3L is the brainchild of Jean Fourie, a mechanical engineer who’s been designing and building cars here in South Africa for almost 20 years. Over the last six, his ‘V8 Stealth Beetle’ has really come to life.
Jean was kept busy for many years building, designing and selling over 100 Ford GT40 recreations to customers all over the world. But with so many other companies now building GT40s, he decided it was time for a new challenge.
Having cut his teeth working on humble Beetles many moons ago, a Volkswagen-based build seemed like the perfect direction to take. What Jean envisioned though, was much more than just simple modifications or engine swaps; he needed to go all-out.
How all-out? Well, what Jean has ended up with is a mid-engined V8-powered Beetle built upon a custom aluminium chassis. The ‘Stealth’ part of the V8 Stealth Beetle name comes from the fact that he’s made it look very much like a regular Type 1 Volkswagen. It features the same wheelbase and track dimensions as the Beetle, but packs supercar-like performance under its skin.
If you’re wondering where it all started, wonder no more. The very first car was R&D’d using a flat plywood jig table where Jean had a clean canvas for accurate datum points. This jig allowed him to work back from the positions of the wheels, drivetrain, engine and suspension, amongst other things.
The donor Beetle was was a 1965 model, which was completely disassembled. The only thing retained was its bodywork; everything else was sent to scrap.
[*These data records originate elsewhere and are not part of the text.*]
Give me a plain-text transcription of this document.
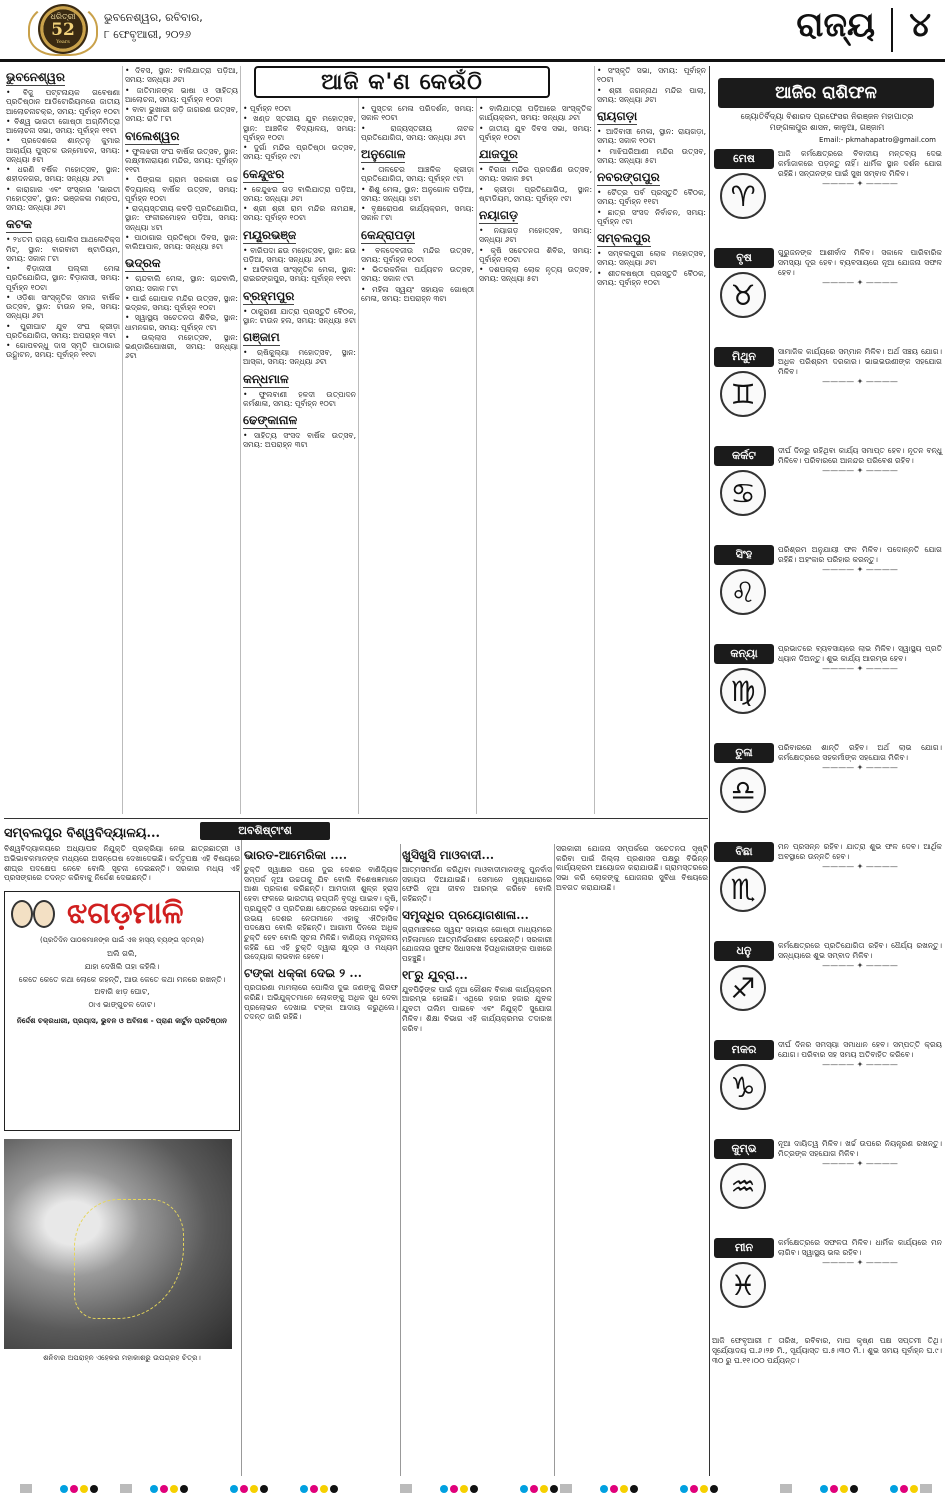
ଧରିତ୍ରୀ
52
Years
ଭୁବନେଶ୍ୱର, ରବିବାର,
୮ ଫେବୃଆରୀ, ୨୦୨୬	ରାଜ୍ୟ ୪
ଭୁବନେଶ୍ୱର
• ବିଜୁ ପଟ୍ଟନାୟକ ଗବେଷଣା ପ୍ରତିଷ୍ଠାନ ଆଡିଟୋରିୟମରେ ଜାତୀୟ ଆଲୋଚନାଚକ୍ର, ସମୟ: ପୂର୍ବାହ୍ନ ୧୦ଟା
• ବିଶ୍ୱ ଭାରତୀ ଗୋଷ୍ଠୀ ଅଗ୍ନିମିତ୍ରା ଆଲୋଚନା ସଭା, ସମୟ: ପୂର୍ବାହ୍ନ ୧୧ଟା
• ପ୍ରଦେଶରେ ଶାନ୍ତନୁ କୁମାର ଆଚାର୍ଯ୍ୟ ପୁସ୍ତକ ଉନ୍ମୋଚନ, ସମୟ: ସନ୍ଧ୍ୟା ୫ଟା
• ଧରଣି ବର୍ଷିକ ମହୋତ୍ସବ, ସ୍ଥାନ: ଶହୀଦନଗର, ସମୟ: ସନ୍ଧ୍ୟା ୬ଟା
• କାରାଗାର ଏବଂ ସଂସ୍କାର 'ଭାରତୀ ମହୋତ୍ସବ', ସ୍ଥାନ: ଭଞ୍ଜକଳା ମଣ୍ଡପ, ସମୟ: ସନ୍ଧ୍ୟା ୬ଟା
କଟକ
• ୨୪ତମ ରାଜ୍ୟ ପୋଲିସ ଆଥଲେଟିକ୍ସ ମିଟ୍, ସ୍ଥାନ: ବାରବାଟୀ ଷ୍ଟାଡିୟମ, ସମୟ: ସକାଳ ୮ଟା
• ବିଡ଼ାନାସୀ ପଲ୍ଲୀ ମେଳା ପ୍ରତିଯୋଗିତା, ସ୍ଥାନ: ବିଡ଼ାନାସୀ, ସମୟ: ପୂର୍ବାହ୍ନ ୧୦ଟା
• ଓଡ଼ିଶା ସାଂସ୍କୃତିକ ସମାଜ ବାର୍ଷିକ ଉତ୍ସବ, ସ୍ଥାନ: ଟାଉନ ହଲ, ସମୟ: ସନ୍ଧ୍ୟା ୬ଟା
• ପୁରୀଘାଟ ଯୁବ ସଂଘ କ୍ରୀଡ଼ା ପ୍ରତିଯୋଗିତା, ସମୟ: ଅପରାହ୍ନ ୩ଟା
• ଗୋପବନ୍ଧୁ ଦାସ ସ୍ମୃତି ପାଠାଗାର ଉଦ୍ଘାଟନ, ସମୟ: ପୂର୍ବାହ୍ନ ୧୧ଟା
• ଦିବସ, ସ୍ଥାନ: ବାଲିଯାତ୍ରା ପଡ଼ିଆ, ସମୟ: ସନ୍ଧ୍ୟା ୬ଟା
• ଜାତିମାନଙ୍କ ଭାଷା ଓ ସାହିତ୍ୟ ଆଲୋଚନା, ସମୟ: ପୂର୍ବାହ୍ନ ୧୦ଟା
• ବାବା ଭୁଖାରୀ ଗଡ଼ି ଜାଗରଣ ଉତ୍ସବ, ସମୟ: ରାତି ୮ଟା
ବାଲେଶ୍ୱର
• ଫୁଲଝରୀ ସଂଘ ବାର୍ଷିକ ଉତ୍ସବ, ସ୍ଥାନ: ଲକ୍ଷ୍ମୀନାରାୟଣ ମନ୍ଦିର, ସମୟ: ପୂର୍ବାହ୍ନ ୧୧ଟା
• ପିଙ୍ଗଳା ଗ୍ରାମ ସରକାରୀ ଉଚ୍ଚ ବିଦ୍ୟାଳୟ ବାର୍ଷିକ ଉତ୍ସବ, ସମୟ: ପୂର୍ବାହ୍ନ ୧୦ଟା
• ରାଜ୍ୟସ୍ତରୀୟ କବଡ଼ି ପ୍ରତିଯୋଗିତା, ସ୍ଥାନ: ଫକୀରମୋହନ ପଡ଼ିଆ, ସମୟ: ସନ୍ଧ୍ୟା ୪ଟା
• ପାଠାଗାର ପ୍ରତିଷ୍ଠା ଦିବସ, ସ୍ଥାନ: ବାଲିଆପାଳ, ସମୟ: ସନ୍ଧ୍ୟା ୫ଟା
ଭଦ୍ରକ
• ଚାନ୍ଦବାଲି ମେଳା, ସ୍ଥାନ: ଚାନ୍ଦବାଲି, ସମୟ: ସକାଳ ୮ଟା
• ପାଇଁ ଗୋପାଳ ମନ୍ଦିର ଉତ୍ସବ, ସ୍ଥାନ: ଭଦ୍ରକ, ସମୟ: ପୂର୍ବାହ୍ନ ୧୦ଟା
• ସ୍ୱାସ୍ଥ୍ୟ ସଚେତନତା ଶିବିର, ସ୍ଥାନ: ଧାମନଗର, ସମୟ: ପୂର୍ବାହ୍ନ ୯ଟା
• ଉଲ୍ଲାସ ମହୋତ୍ସବ, ସ୍ଥାନ: ଭଣ୍ଡାରିପୋଖରୀ, ସମୟ: ସନ୍ଧ୍ୟା ୬ଟା
• ପୂର୍ବାହ୍ନ ୧୦ଟା
• ଖଣ୍ଡ ସ୍ତରୀୟ ଯୁବ ମହୋତ୍ସବ, ସ୍ଥାନ: ଆଞ୍ଚଳିକ ବିଦ୍ୟାଳୟ, ସମୟ: ପୂର୍ବାହ୍ନ ୧୦ଟା
• ଦୁର୍ଗା ମନ୍ଦିର ପ୍ରତିଷ୍ଠା ଉତ୍ସବ, ସମୟ: ପୂର୍ବାହ୍ନ ୯ଟା
କେନ୍ଦୁଝର
• କେନ୍ଦୁଝର ଗଡ଼ ବାଲିଯାତ୍ରା ପଡ଼ିଆ, ସମୟ: ସନ୍ଧ୍ୟା ୬ଟା
• ଶ୍ରୀ ଶ୍ରୀ ରାମ ମନ୍ଦିର ନାମଯଜ୍ଞ, ସମୟ: ପୂର୍ବାହ୍ନ ୧୦ଟା
ମୟୂରଭଞ୍ଜ
• ବାରିପଦା ଛଉ ମହୋତ୍ସବ, ସ୍ଥାନ: ଛଉ ପଡ଼ିଆ, ସମୟ: ସନ୍ଧ୍ୟା ୬ଟା
• ଆଦିବାସୀ ସାଂସ୍କୃତିକ ମେଳା, ସ୍ଥାନ: ରାଇରଙ୍ଗପୁର, ସମୟ: ପୂର୍ବାହ୍ନ ୧୧ଟା
ବ୍ରହ୍ମପୁର
• ଠାକୁରାଣୀ ଯାତ୍ରା ପ୍ରସ୍ତୁତି ବୈଠକ, ସ୍ଥାନ: ଟାଉନ ହଲ, ସମୟ: ସନ୍ଧ୍ୟା ୫ଟା
ଗଞ୍ଜାମ
• ଋଷିକୁଲ୍ୟା ମହୋତ୍ସବ, ସ୍ଥାନ: ଆସ୍କା, ସମୟ: ସନ୍ଧ୍ୟା ୬ଟା
କନ୍ଧମାଳ
• ଫୁଲବାଣୀ ହଳଦୀ ଉତ୍ପାଦନ କର୍ମଶାଳା, ସମୟ: ପୂର୍ବାହ୍ନ ୧୦ଟା
ଢେଙ୍କାନାଳ
• ସାହିତ୍ୟ ସଂସଦ ବାର୍ଷିକ ଉତ୍ସବ, ସମୟ: ଅପରାହ୍ନ ୩ଟା
• ପୁସ୍ତକ ମେଳା ପରିଦର୍ଶନ, ସମୟ: ସକାଳ ୧୦ଟା
• ରାଜ୍ୟସ୍ତରୀୟ ନାଟକ ପ୍ରତିଯୋଗିତା, ସମୟ: ସନ୍ଧ୍ୟା ୬ଟା
ଅନୁଗୋଳ
• ତାଳଚେର ଆଞ୍ଚଳିକ କ୍ରୀଡ଼ା ପ୍ରତିଯୋଗିତା, ସମୟ: ପୂର୍ବାହ୍ନ ୯ଟା
• ଶିଶୁ ମେଳା, ସ୍ଥାନ: ଅନୁଗୋଳ ପଡ଼ିଆ, ସମୟ: ସନ୍ଧ୍ୟା ୪ଟା
• ବୃକ୍ଷରୋପଣ କାର୍ଯ୍ୟକ୍ରମ, ସମୟ: ସକାଳ ୮ଟା
କେନ୍ଦ୍ରାପଡ଼ା
• ବଳଦେବଜୀଉ ମନ୍ଦିର ଉତ୍ସବ, ସମୟ: ପୂର୍ବାହ୍ନ ୧୦ଟା
• ଭିତରକନିକା ପର୍ଯ୍ୟଟନ ଉତ୍ସବ, ସମୟ: ସକାଳ ୯ଟା
• ମହିଳା ସ୍ୱୟଂ ସହାୟକ ଗୋଷ୍ଠୀ ମେଳା, ସମୟ: ଅପରାହ୍ନ ୩ଟା
• ବାଲିଯାତ୍ରା ପଡ଼ିଆରେ ସାଂସ୍କୃତିକ କାର୍ଯ୍ୟକ୍ରମ, ସମୟ: ସନ୍ଧ୍ୟା ୬ଟା
• ଜାତୀୟ ଯୁବ ଦିବସ ସଭା, ସମୟ: ପୂର୍ବାହ୍ନ ୧୦ଟା
ଯାଜପୁର
• ବିରଜା ମନ୍ଦିର ପ୍ରଦକ୍ଷିଣ ଉତ୍ସବ, ସମୟ: ସକାଳ ୭ଟା
• କ୍ରୀଡ଼ା ପ୍ରତିଯୋଗିତା, ସ୍ଥାନ: ଷ୍ଟାଡିୟମ, ସମୟ: ପୂର୍ବାହ୍ନ ୯ଟା
ନୟାଗଡ଼
• ନୟାଗଡ଼ ମହୋତ୍ସବ, ସମୟ: ସନ୍ଧ୍ୟା ୬ଟା
• କୃଷି ସଚେତନତା ଶିବିର, ସମୟ: ପୂର୍ବାହ୍ନ ୧୦ଟା
• ଦଶପଲ୍ଲା ଲୋକ ନୃତ୍ୟ ଉତ୍ସବ, ସମୟ: ସନ୍ଧ୍ୟା ୫ଟା
• ସଂସ୍କୃତି ସଭା, ସମୟ: ପୂର୍ବାହ୍ନ ୧୦ଟା
• ଶ୍ରୀ ଜଗନ୍ନାଥ ମନ୍ଦିର ପାଲା, ସମୟ: ସନ୍ଧ୍ୟା ୬ଟା
ରାୟଗଡ଼ା
• ଆଦିବାସୀ ମେଳା, ସ୍ଥାନ: ରାୟଗଡ଼ା, ସମୟ: ସକାଳ ୧୦ଟା
• ମାଝିଘରିଆଣୀ ମନ୍ଦିର ଉତ୍ସବ, ସମୟ: ସନ୍ଧ୍ୟା ୫ଟା
ନବରଙ୍ଗପୁର
• ଚୈତ୍ର ପର୍ବ ପ୍ରସ୍ତୁତି ବୈଠକ, ସମୟ: ପୂର୍ବାହ୍ନ ୧୧ଟା
• ଛାତ୍ର ସଂସଦ ନିର୍ବାଚନ, ସମୟ: ପୂର୍ବାହ୍ନ ୯ଟା
ସମ୍ବଲପୁର
• ସମ୍ବଲପୁରୀ ଲୋକ ମହୋତ୍ସବ, ସମୟ: ସନ୍ଧ୍ୟା ୬ଟା
• ଶୀତଳଷଷ୍ଠୀ ପ୍ରସ୍ତୁତି ବୈଠକ, ସମୟ: ପୂର୍ବାହ୍ନ ୧୦ଟା
ଆଜି କ'ଣ କେଉଁଠି	ଆଜିର ରାଶିଫଳ
ଜ୍ୟୋତିର୍ବିଦ୍ୟା ବିଶାରଦ ପ୍ରଫେସର ନିରଞ୍ଜନ ମହାପାତ୍ର
ମଙ୍ଗଳାପୁର ଶାସନ, କାଳୁଆ, ଗଞ୍ଜାମ
Email:- pkmahapatro@gmail.com
ମେଷ
♈
ଆଜି କର୍ମକ୍ଷେତ୍ରରେ ବିବାଦୀୟ ମନ୍ତବ୍ୟ ଦେଇ କର୍ମାଜାଳରେ ପଡ଼ନ୍ତୁ ନାହିଁ। ଧାର୍ମିକ ସ୍ଥାନ ଦର୍ଶନ ଯୋଗ ରହିଛି। ସନ୍ତାନଙ୍କ ପାଇଁ ସୁଖ ସମ୍ବାଦ ମିଳିବ।
———— ✦ ————
ବୃଷ
♉
ଗୁରୁଜନଙ୍କ ଆଶୀର୍ବାଦ ମିଳିବ। ସକାଳେ ପାରିବାରିକ ସମସ୍ୟା ଦୂର ହେବ। ବ୍ୟବସାୟରେ ନୂଆ ଯୋଜନା ସଫଳ ହେବ।
———— ✦ ————
ମିଥୁନ
♊
ସାମାଜିକ କାର୍ଯ୍ୟରେ ସମ୍ମାନ ମିଳିବ। ଅର୍ଥ ସଞ୍ଚୟ ଯୋଗ। ଅଧିକ ପରିଶ୍ରମ ଦରକାର। ଭାଇଭଉଣୀଙ୍କ ସହଯୋଗ ମିଳିବ।
———— ✦ ————
କର୍କଟ
♋
ଦୀର୍ଘ ଦିନରୁ ରହିଥିବା କାର୍ଯ୍ୟ ସମାପ୍ତ ହେବ। ନୂତନ ବନ୍ଧୁ ମିଳିବେ। ପରିବାରରେ ଆନନ୍ଦର ପରିବେଶ ରହିବ।
———— ✦ ————
ସିଂହ
♌
ପରିଶ୍ରମ ଅନୁଯାୟୀ ଫଳ ମିଳିବ। ପଦୋନ୍ନତି ଯୋଗ ରହିଛି। ଅହଂକାର ପରିହାର କରନ୍ତୁ।
———— ✦ ————
କନ୍ୟା
♍
ପ୍ରଭାତରେ ବ୍ୟବସାୟରେ ଲାଭ ମିଳିବ। ସ୍ୱାସ୍ଥ୍ୟ ପ୍ରତି ଧ୍ୟାନ ଦିଅନ୍ତୁ। ଶୁଭ କାର୍ଯ୍ୟ ଆରମ୍ଭ ହେବ।
———— ✦ ————
ତୁଳା
♎
ପରିବାରରେ ଶାନ୍ତି ରହିବ। ଅର୍ଥ ଲାଭ ଯୋଗ। କର୍ମକ୍ଷେତ୍ରରେ ସହକର୍ମୀଙ୍କ ସହଯୋଗ ମିଳିବ।
———— ✦ ————
ବିଛା
♏
ମନ ପ୍ରସନ୍ନ ରହିବ। ଯାତ୍ରା ଶୁଭ ଫଳ ଦେବ। ଆର୍ଥିକ ଅବସ୍ଥାରେ ଉନ୍ନତି ହେବ।
———— ✦ ————
ଧନୁ
♐
କର୍ମକ୍ଷେତ୍ରରେ ପ୍ରତିଯୋଗିତା ରହିବ। ଧୈର୍ଯ୍ୟ ରଖନ୍ତୁ। ସନ୍ଧ୍ୟାରେ ଶୁଭ ସମ୍ବାଦ ମିଳିବ।
———— ✦ ————
ମକର
♑
ଦୀର୍ଘ ଦିନର ସମସ୍ୟା ସମାଧାନ ହେବ। ସମ୍ପତ୍ତି କ୍ରୟ ଯୋଗ। ପରିବାର ସହ ସମୟ ଅତିବାହିତ କରିବେ।
———— ✦ ————
କୁମ୍ଭ
♒
ନୂଆ ଦାୟିତ୍ୱ ମିଳିବ। ଖର୍ଚ୍ଚ ଉପରେ ନିୟନ୍ତ୍ରଣ ରଖନ୍ତୁ। ମିତ୍ରଙ୍କ ସହଯୋଗ ମିଳିବ।
———— ✦ ————
ମୀନ
♓
କର୍ମକ୍ଷେତ୍ରରେ ସଫଳତା ମିଳିବ। ଧାର୍ମିକ କାର୍ଯ୍ୟରେ ମନ ଲାଗିବ। ସ୍ୱାସ୍ଥ୍ୟ ଭଲ ରହିବ।
———— ✦ ————
ଆଜି ଫେବୃଆରୀ ୮ ତାରିଖ, ରବିବାର, ମାଘ କୃଷ୍ଣ ପକ୍ଷ ସପ୍ତମୀ ତିଥି। ସୂର୍ଯ୍ୟୋଦୟ ଘ.୬।୨୭ ମି., ସୂର୍ଯ୍ୟାସ୍ତ ଘ.୫।୩୦ ମି.। ଶୁଭ ସମୟ ପୂର୍ବାହ୍ନ ଘ.୯।୩୦ ରୁ ଘ.୧୧।୦୦ ପର୍ଯ୍ୟନ୍ତ।
ସମ୍ବଲପୁର ବିଶ୍ୱବିଦ୍ୟାଳୟ...
ବିଶ୍ୱବିଦ୍ୟାଳୟରେ ଅଧ୍ୟାପକ ନିଯୁକ୍ତି ପ୍ରକ୍ରିୟା ନେଇ ଛାତ୍ରଛାତ୍ରୀ ଓ ଅଭିଭାବକମାନଙ୍କ ମଧ୍ୟରେ ଅସନ୍ତୋଷ ଦେଖାଦେଇଛି। କର୍ତ୍ତୃପକ୍ଷ ଏହି ବିଷୟରେ ଶୀଘ୍ର ପଦକ୍ଷେପ ନେବେ ବୋଲି ସୂଚନା ଦେଇଛନ୍ତି। ସରକାର ମଧ୍ୟ ଏହି ପ୍ରସଙ୍ଗରେ ତଦନ୍ତ କରିବାକୁ ନିର୍ଦ୍ଦେଶ ଦେଇଛନ୍ତି।
ଝଗଡ଼ମାଳି
(ପ୍ରତିଦିନ ପାଠକମାନଙ୍କ ପାଇଁ ଏକ ହାସ୍ୟ ବ୍ୟଙ୍ଗ ସ୍ତମ୍ଭ)
ଅଲି ଗଲି,
ଯାହା ଦେଖିଲି ତାହା କହିଲି।
କେତେ କେତେ କଥା ଲୋକେ କହନ୍ତି, ଆଉ କେତେ କଥା ମନରେ ରଖନ୍ତି।
ଅବାଗି ଝାଡ଼ ଘୋଟ,
ଠାଏ ଭାଙ୍ଗୁଚଳ ଦୋଟ।
ନିର୍ଦ୍ଦେଶ ଚକ୍ରଧାରୀ, ପ୍ରୟାସ, ଭୁବନ ଓ ଅବିନାଶ - ପ୍ରାଣ କାର୍ଟୁନ ପ୍ରତିଷ୍ଠାନ
ଶନିବାର ଅପରାହ୍ନ ଏହେକର ମହାକାଶରୁ ଉପଗ୍ରହ ଚିତ୍ର।
ଅବଶିଷ୍ଟାଂଶ
ଭାରତ-ଆମେରିକା ....
ଚୁକ୍ତି ସ୍ୱାକ୍ଷର ପରେ ଦୁଇ ଦେଶର ବାଣିଜ୍ୟିକ ସମ୍ପର୍କ ନୂଆ ଉଚ୍ଚତାକୁ ଯିବ ବୋଲି ବିଶେଷଜ୍ଞମାନେ ଆଶା ପ୍ରକାଶ କରିଛନ୍ତି। ଆମଦାନୀ ଶୁଳ୍କ ହ୍ରାସ ହେବା ଫଳରେ ଭାରତୀୟ ରପ୍ତାନି ବୃଦ୍ଧି ପାଇବ। କୃଷି, ପ୍ରଯୁକ୍ତି ଓ ପ୍ରତିରକ୍ଷା କ୍ଷେତ୍ରରେ ସହଯୋଗ ବଢ଼ିବ। ଉଭୟ ଦେଶର ନେତାମାନେ ଏହାକୁ ଐତିହାସିକ ପଦକ୍ଷେପ ବୋଲି କହିଛନ୍ତି। ଆଗାମୀ ଦିନରେ ଅଧିକ ଚୁକ୍ତି ହେବ ବୋଲି ସୂଚନା ମିଳିଛି। ବାଣିଜ୍ୟ ମନ୍ତ୍ରାଳୟ କହିଛି ଯେ ଏହି ଚୁକ୍ତି ଦ୍ୱାରା କ୍ଷୁଦ୍ର ଓ ମଧ୍ୟମ ଉଦ୍ୟୋଗ ଲାଭବାନ ହେବେ।
ଟଙ୍କା ଧକ୍କା ଦେଇ ୨ ...
ପ୍ରତାରଣା ମାମଲାରେ ପୋଲିସ ଦୁଇ ଜଣଙ୍କୁ ଗିରଫ କରିଛି। ଅଭିଯୁକ୍ତମାନେ ଲୋକଙ୍କୁ ଅଧିକ ସୁଧ ଦେବା ପ୍ରଲୋଭନ ଦେଖାଇ ଟଙ୍କା ଆଦାୟ କରୁଥିଲେ। ତଦନ୍ତ ଜାରି ରହିଛି।
ଖୁସିଖୁସି ମାଓବାଦୀ...
ଆତ୍ମସମର୍ପଣ କରିଥିବା ମାଓବାଦୀମାନଙ୍କୁ ପୁନର୍ବାସ ସହାୟତା ଦିଆଯାଇଛି। ସେମାନେ ମୁଖ୍ୟଧାରାରେ ଫେରି ନୂଆ ଜୀବନ ଆରମ୍ଭ କରିବେ ବୋଲି କହିଛନ୍ତି।
ସମୃଦ୍ଧିର ପ୍ରୟୋଗଶାଳା...
ଗ୍ରାମାଞ୍ଚଳରେ ସ୍ୱୟଂ ସହାୟକ ଗୋଷ୍ଠୀ ମାଧ୍ୟମରେ ମହିଳାମାନେ ଆତ୍ମନିର୍ଭରଶୀଳ ହେଉଛନ୍ତି। ସରକାରୀ ଯୋଜନାର ସୁଫଳ ସିଧାସଳଖ ହିତାଧିକାରୀଙ୍କ ପାଖରେ ପହଞ୍ଚୁଛି।
୧୮ରୁ ଯୁବ୍ରା...
ଯୁବପିଢ଼ିଙ୍କ ପାଇଁ ନୂଆ କୌଶଳ ବିକାଶ କାର୍ଯ୍ୟକ୍ରମ ଆରମ୍ଭ ହୋଇଛି। ଏଥିରେ ହଜାର ହଜାର ଯୁବକ ଯୁବତୀ ତାଲିମ ପାଇବେ ଏବଂ ନିଯୁକ୍ତି ସୁଯୋଗ ମିଳିବ। ଶିକ୍ଷା ବିଭାଗ ଏହି କାର୍ଯ୍ୟକ୍ରମର ତଦାରଖ କରିବ।
ସରକାରୀ ଯୋଜନା ସମ୍ପର୍କରେ ସଚେତନତା ସୃଷ୍ଟି କରିବା ପାଇଁ ଜିଲ୍ଲା ପ୍ରଶାସନ ପକ୍ଷରୁ ବିଭିନ୍ନ କାର୍ଯ୍ୟକ୍ରମ ଆୟୋଜନ କରାଯାଉଛି। ଗ୍ରାମସ୍ତରରେ ସଭା କରି ଲୋକଙ୍କୁ ଯୋଜନାର ସୁବିଧା ବିଷୟରେ ଅବଗତ କରାଯାଉଛି।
Initially the plan was to use a ladder-type chassis and a small block Ford V8, but that plan soon changed in favour of an Audi B8 twin-turbo V8 powerplant and a custom aluminium chassis. Utilizing 5mm and 6mm aluminium for its construction, the entire chassis comes in at a super lightweight 80kg (176lb).
For suspension, MacPherson struts are used in the front with a 4-link layout called ‘Z-link’ in the rear. Coilovers are used for straightforward adjustment of ride height and stiffness.
As cars are being sold in different markets around the world, Jean and his team developed a custom hanging assembly, so that both left- and right-hand models could easily be built.
With the Audi engine being considerably larger than the original Volkswagen unit, there were many engineering challenges to work through in order to fit the V8 within the confines of the Beetle’s physical dimensions. It was all figured out before any work commenced, ensuring there wouldn’t be many hold-ups during the first build.
The gearbox is a 6-speed manual transaxle unit, with a performance clutch to handle the torque.
240-odd man hours are invested into completely restoring the original steel body of each car built, while the rear fenders are manufactured in carbon fiber.
All said, a finished car weighs under under a metric ton with 450hp on tap. To date, 3L Engineering & Design have completed a small number of cars, and Jean tells me that production will be limited 100 units.
My visit to the shop was a very short one, but I’ll be sure to come back and go for a drive in Jean’s V8 Stealth Beetle. Obviously it’s something that needs to be experienced out on the road (or track).
From its small premises in an industrial estate, 3L Engineering & Design are also undertaking a few other projects. One is a three-wheeler with a Moto Guzzi engine, of which they’ve already received a number of orders
Like the Beetle, underneath it all is custom-built chassis, while the body panels are made from fiberglass.
I love coming across small shops like this, where it’s more about the passion and showing what they can do than anything else.
It really shows what you can achieve with a bit of ingenuity, and a whole lot of talent and hard work. Not all of us are technically inclined like Jean, but every petrolhead can appreciate what he’s putting out in the world.